Elle était agenouillée, un set d’écriture devant elle. De jolis caractères étaient tracés avec élégance. Etait-elle douée pour tout ? Elle posa son pinceau et s’inclina à son entrée front contre le sol. Il était avec Ayame et Shigeru dôno un des seuls à pouvoir venir à toute heure du jour ou de la nuit. Lorsqu’elle se releva, elle sut qu’il n’était pas là pour lui dire qu’elle partait ce soir en mission mais pour son propre plaisir .
Ses relations avec Kijuro étaient des rapports de forces silencieux et rebelles. Elle le détestait pour sa suffisance, pour ce perpétuel élan de supériorité écrasante qu’il ne cessait d’afficher. Ses leçons de corps à corps avaient depuis quelques mois pris un caractère beaucoup plus intime. Révoltée d’abord que le choix du clan se soit porté sur lui, elle n’avait pu cependant qu’obéir et se plier à tous ses exigences. Il était aussi doué pour les atémi que pour la lecture du corps des femmes. Elle avait été impressionnée par son savoir et les incroyables choses qu’il lui avait fait découvrir sur son propre corps mais depuis une semaine, il ne lui donnait plus de leçons, il assouvissait ses propres désirs. Elle n’était pas sa chose, elle s’y refusait.

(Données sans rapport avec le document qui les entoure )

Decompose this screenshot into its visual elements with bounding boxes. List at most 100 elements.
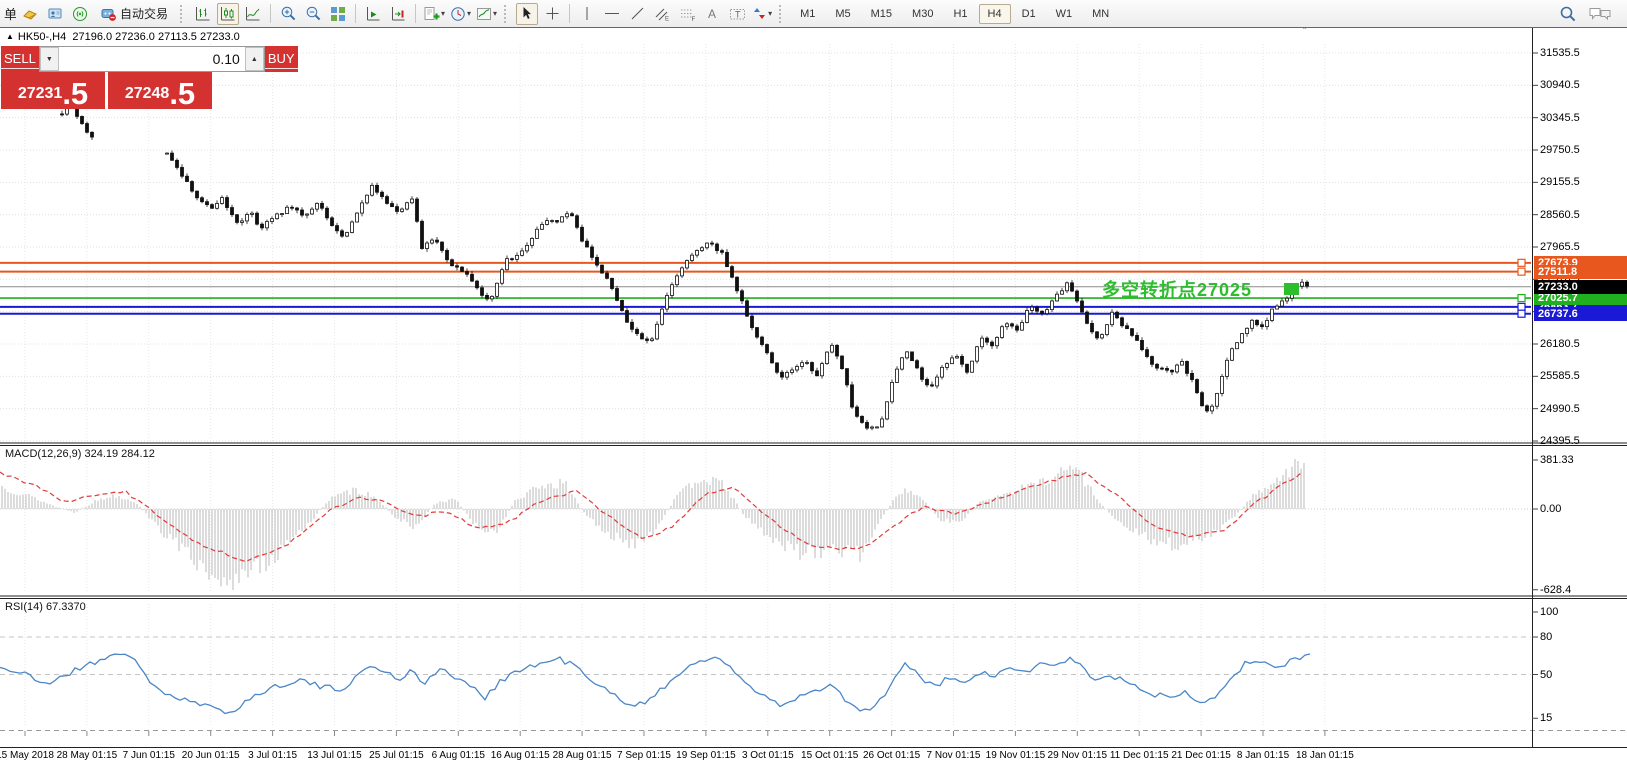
hline-price-label[interactable]: 27233.0: [1534, 280, 1627, 294]
price-tick-label: 28560.5: [1540, 209, 1580, 221]
annotation-text[interactable]: 多空转折点27025: [1102, 276, 1252, 302]
autotrading-label: 自动交易: [120, 5, 168, 22]
search-icon[interactable]: [1557, 3, 1579, 25]
toolbar-grip: [779, 5, 785, 23]
sell-price-fraction: .5: [62, 82, 88, 106]
new-order-button[interactable]: 单: [4, 4, 16, 23]
collapse-panel-icon[interactable]: ▲: [6, 32, 14, 41]
timeframe-m30[interactable]: M30: [903, 4, 942, 24]
one-click-trading-panel: SELL ▼ ▲ BUY 27231 .5 27248 .5: [1, 46, 212, 109]
hline-handle[interactable]: [1518, 303, 1525, 310]
toolbar-separator: [415, 4, 416, 23]
macd-tick-label: -628.4: [1540, 584, 1571, 596]
rsi-tick-label: 15: [1540, 712, 1552, 724]
sell-price: 27231: [18, 86, 63, 102]
chat-icon[interactable]: [1587, 3, 1613, 25]
price-tick-label: 24395.5: [1540, 435, 1580, 447]
pane-splitter[interactable]: [0, 594, 1627, 599]
templates-icon[interactable]: ▾: [475, 3, 498, 25]
arrows-dropdown-caret[interactable]: ▾: [768, 9, 772, 18]
timeframe-mn[interactable]: MN: [1083, 4, 1118, 24]
indicators-dropdown-caret[interactable]: ▾: [441, 9, 445, 18]
volume-input[interactable]: [59, 47, 245, 71]
cursor-icon[interactable]: [516, 3, 538, 25]
timeframe-d1[interactable]: D1: [1013, 4, 1045, 24]
autotrading-button[interactable]: 自动交易: [94, 3, 174, 25]
chart-scroll-marker: ˆ: [1303, 27, 1306, 38]
templates-dropdown-caret[interactable]: ▾: [493, 9, 497, 18]
toolbar-separator: [569, 4, 570, 23]
line-chart-icon[interactable]: [242, 3, 264, 25]
rsi-tick-label: 100: [1540, 606, 1558, 618]
timeframe-h1[interactable]: H1: [944, 4, 976, 24]
sell-price-button[interactable]: 27231 .5: [1, 72, 105, 109]
periods-dropdown-caret[interactable]: ▾: [467, 9, 471, 18]
volume-increase-button[interactable]: ▲: [245, 47, 264, 71]
hline-price-label[interactable]: 27511.8: [1534, 265, 1627, 279]
indicators-icon[interactable]: ▾: [422, 3, 446, 25]
price-tick-label: 27965.5: [1540, 241, 1580, 253]
auto-scroll-icon[interactable]: [362, 3, 384, 25]
sell-button[interactable]: SELL: [1, 46, 39, 72]
bar-chart-icon[interactable]: [192, 3, 214, 25]
buy-button[interactable]: BUY: [265, 46, 298, 72]
svg-text:T: T: [735, 9, 741, 19]
zoom-out-icon[interactable]: [302, 3, 324, 25]
timeframe-m5[interactable]: M5: [826, 4, 859, 24]
hline-price-label[interactable]: 26737.6: [1534, 307, 1627, 321]
toolbar: 单 自动交易 ▾ ▾: [0, 0, 1627, 28]
buy-price-fraction: .5: [169, 82, 195, 106]
new-chart-icon[interactable]: [19, 3, 41, 25]
toolbar-separator: [270, 4, 271, 23]
chart-canvas[interactable]: [0, 28, 1627, 767]
timeframe-m15[interactable]: M15: [862, 4, 901, 24]
macd-tick-label: 0.00: [1540, 503, 1561, 515]
pane-splitter[interactable]: [0, 441, 1627, 446]
trendline-icon[interactable]: [626, 3, 648, 25]
rsi-indicator-label: RSI(14) 67.3370: [5, 601, 86, 613]
hline-handle[interactable]: [1518, 295, 1525, 302]
zoom-in-icon[interactable]: [277, 3, 299, 25]
fibonacci-icon[interactable]: F: [676, 3, 698, 25]
price-tick-label: 30940.5: [1540, 79, 1580, 91]
timeframe-m1[interactable]: M1: [791, 4, 824, 24]
rsi-tick-label: 80: [1540, 631, 1552, 643]
timeframe-group: M1M5M15M30H1H4D1W1MN: [791, 4, 1118, 24]
price-tick-label: 29155.5: [1540, 176, 1580, 188]
horizontal-line-icon[interactable]: [601, 3, 623, 25]
tile-windows-icon[interactable]: [327, 3, 349, 25]
volume-decrease-button[interactable]: ▼: [40, 47, 59, 71]
toolbar-grip: [180, 5, 186, 23]
price-tick-label: 25585.5: [1540, 370, 1580, 382]
price-scale[interactable]: 31535.530940.530345.529750.529155.528560…: [1534, 28, 1627, 748]
text-label-icon[interactable]: T: [726, 3, 748, 25]
signals-icon[interactable]: [69, 3, 91, 25]
vertical-line-icon[interactable]: [576, 3, 598, 25]
timeframe-w1[interactable]: W1: [1047, 4, 1082, 24]
periods-icon[interactable]: ▾: [449, 3, 472, 25]
symbol-period: HK50-,H4: [18, 31, 66, 43]
arrows-icon[interactable]: ▾: [751, 3, 773, 25]
buy-price-button[interactable]: 27248 .5: [108, 72, 212, 109]
crosshair-icon[interactable]: [541, 3, 563, 25]
buy-price: 27248: [125, 86, 170, 102]
svg-text:F: F: [691, 17, 695, 22]
rsi-tick-label: 50: [1540, 669, 1552, 681]
macd-tick-label: 381.33: [1540, 454, 1574, 466]
timeframe-h4[interactable]: H4: [979, 4, 1011, 24]
text-icon[interactable]: A: [701, 3, 723, 25]
toolbar-grip: [504, 5, 510, 23]
annotation-marker[interactable]: [1284, 283, 1299, 295]
volume-spinner: ▼ ▲: [39, 46, 265, 72]
svg-text:E: E: [665, 16, 669, 22]
equidistant-channel-icon[interactable]: E: [651, 3, 673, 25]
svg-text:A: A: [708, 7, 716, 21]
price-tick-label: 30345.5: [1540, 112, 1580, 124]
hline-handle[interactable]: [1518, 310, 1525, 317]
hline-handle[interactable]: [1518, 268, 1525, 275]
profile-icon[interactable]: [44, 3, 66, 25]
price-tick-label: 24990.5: [1540, 403, 1580, 415]
chart-shift-icon[interactable]: [387, 3, 409, 25]
hline-handle[interactable]: [1518, 259, 1525, 266]
candlestick-chart-icon[interactable]: [217, 3, 239, 25]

Un serviteur entra, apportant du thé. Du thé noir et fort, elle détestait son odeur, elle lui rappelait son enfance. Se doutait-il qu’elle n’aimait pas cette odeur ? Faisait-il exprès de boire ce thé qu’elle trouvait infect. Elle s’en fichait.
- Continues
Elle reprit son pinceau et se pencha sur le parchemin pour qu’il ne lise pas la petite violence au fond de ses yeux gris. Il allait rester là à l’admirer pendant de longues minutes, comme on admire un objet de collection, une peinture. D’autres filles auraient été fières que Kijuro pose ce regard sur elle pourtant sans savoir pourquoi Hananatsu était presque certaine qu’il ne les regardait pas de la même façon. Ce regard scrutateur était parfois pour elle comme un viol, pire que la manière dont il l’avait prise certains soirs. Elle s’appliqua à ce que sa main ne tremble pas, il se servit à nouveau du thé. Au bout de longues minutes, leur regard se croisa dans le silence. Hananatsu aimait le silence autant que la danse, elle pouvait s’y blottir, s’y cacher, s’y recroqueviller des heures entières sans que ses sens exarcerbés n’en soient altérés. Kijuro devait aussi aimer le silence, s’ils avaient quelque chose en commun ce ne devait être que cela. Elle reposa ses yeux sur sa calligraphie et amplifia son désir par cette sorte d’indifférence rebelle mais si respectueuse. Elle ne l’aimait pas, il le savait mais personne ne le lui demandait. Il sentit le désir de la posséder monter en lui. Il n’avait pas été choisi par hasard, il avait tout fait pour devenir l’amant d’Hananatsu, pour être le premier à lui faire connaître un homme, pour l’initier et faire d’elle un précieux joyaux de séduction.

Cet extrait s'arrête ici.